To ensure that their study was not limited by narrow definitions of depression, Border et al. measured depression in many different ways, including diagnosis, current severity, lifetime symptom count, duration of depression, the presence of recurrent symptoms, and so on. To be certain that they identified all and any associations between depression and genetics, they used very liberal criteria for statistical significance.
They then examined the interaction between their various definitions of depression and the 18 most commonly researched genes suspected to be linked to depression, but they found nothing significant. In fact, they found that the association between depression and suspect candidate genes was the same as the association between the condition and randomly selected genes. Basically, this means that the previously reported associations were chance findings.
As common sense would predict, they did find an association between exposure to psychological trauma and depression, but they did not find any gene-environment interaction between candidate genes and psychological trauma. Nor did they find any association with common single nucleotide polymorphisms across each of the candidate (suspect) genes.
Border and colleagues carefully point out the inadequacies of previous research that suggested that depression is moderated by genetics. They demonstrate that the previous findings were, in fact, false positives. They conclude “that it is time for depression research to abandon historical candidate gene and candidate gene-by-environment interaction hypotheses.”

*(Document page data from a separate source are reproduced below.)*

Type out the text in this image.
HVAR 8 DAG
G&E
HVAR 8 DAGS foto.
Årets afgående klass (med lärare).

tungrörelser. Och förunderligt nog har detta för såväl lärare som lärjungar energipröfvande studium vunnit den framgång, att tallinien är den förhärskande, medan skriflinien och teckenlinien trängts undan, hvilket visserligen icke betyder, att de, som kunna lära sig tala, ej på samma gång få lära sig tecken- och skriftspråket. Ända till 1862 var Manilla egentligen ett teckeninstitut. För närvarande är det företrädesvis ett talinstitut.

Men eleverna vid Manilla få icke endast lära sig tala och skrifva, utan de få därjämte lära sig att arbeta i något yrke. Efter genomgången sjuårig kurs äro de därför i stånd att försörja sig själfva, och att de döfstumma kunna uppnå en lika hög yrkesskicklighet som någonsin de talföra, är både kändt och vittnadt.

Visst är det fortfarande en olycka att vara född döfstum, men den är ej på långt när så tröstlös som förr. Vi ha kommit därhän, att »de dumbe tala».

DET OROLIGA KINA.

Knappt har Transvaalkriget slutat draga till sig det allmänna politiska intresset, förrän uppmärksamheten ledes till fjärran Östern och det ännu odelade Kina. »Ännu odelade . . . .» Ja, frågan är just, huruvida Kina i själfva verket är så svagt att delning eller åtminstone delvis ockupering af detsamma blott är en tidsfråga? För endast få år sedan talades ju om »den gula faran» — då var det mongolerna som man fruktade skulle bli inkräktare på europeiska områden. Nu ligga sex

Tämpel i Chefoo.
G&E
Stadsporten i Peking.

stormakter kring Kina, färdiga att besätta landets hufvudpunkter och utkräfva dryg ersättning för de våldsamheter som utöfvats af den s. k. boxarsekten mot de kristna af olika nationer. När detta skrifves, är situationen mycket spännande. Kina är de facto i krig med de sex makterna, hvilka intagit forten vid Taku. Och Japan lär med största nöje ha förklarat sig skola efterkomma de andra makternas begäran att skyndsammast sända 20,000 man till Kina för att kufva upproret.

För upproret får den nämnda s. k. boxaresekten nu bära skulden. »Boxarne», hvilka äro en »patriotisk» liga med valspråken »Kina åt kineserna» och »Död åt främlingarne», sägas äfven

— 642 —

The findings of Richard Border and colleagues highlights the danger of a knee-jerk approach to scientific reductionism in combination with small sample sizes. As anyone who has suffered from depression knows, depression is a highly complex emotional space and is influenced by a multitude of factors, internal and external. Senior author, Prof Matthew Keller, an associate professor of psychology and neuroscience, summed it up nicely by saying, “We are not saying that depression is not heritable at all. It is. What we are saying is that depression is influenced by many, many variants, and individually each of those has a minuscule effect.”
Personally, I think that these are liberating findings. Many depressed patients and their treating healthcare professionals have been caught in the mental trap of believing that the patient’s low mood was strongly driven by genetic factors. On that view, patients were doomed to a lifetime of depressed mood by their DNA and only antidepressant medication could help to ease the pain. Border’s findings position the cause of depressed mood where it belongs; in the mind. The good news is that this means that there is hope that depression can be treated by psychotherapy. That is not to say that it is easy to treat depression, but it is easier to shift entrenched mental habits than it is to change DNA (with apologies to all the CRISPR-Cas9 editing fans out there).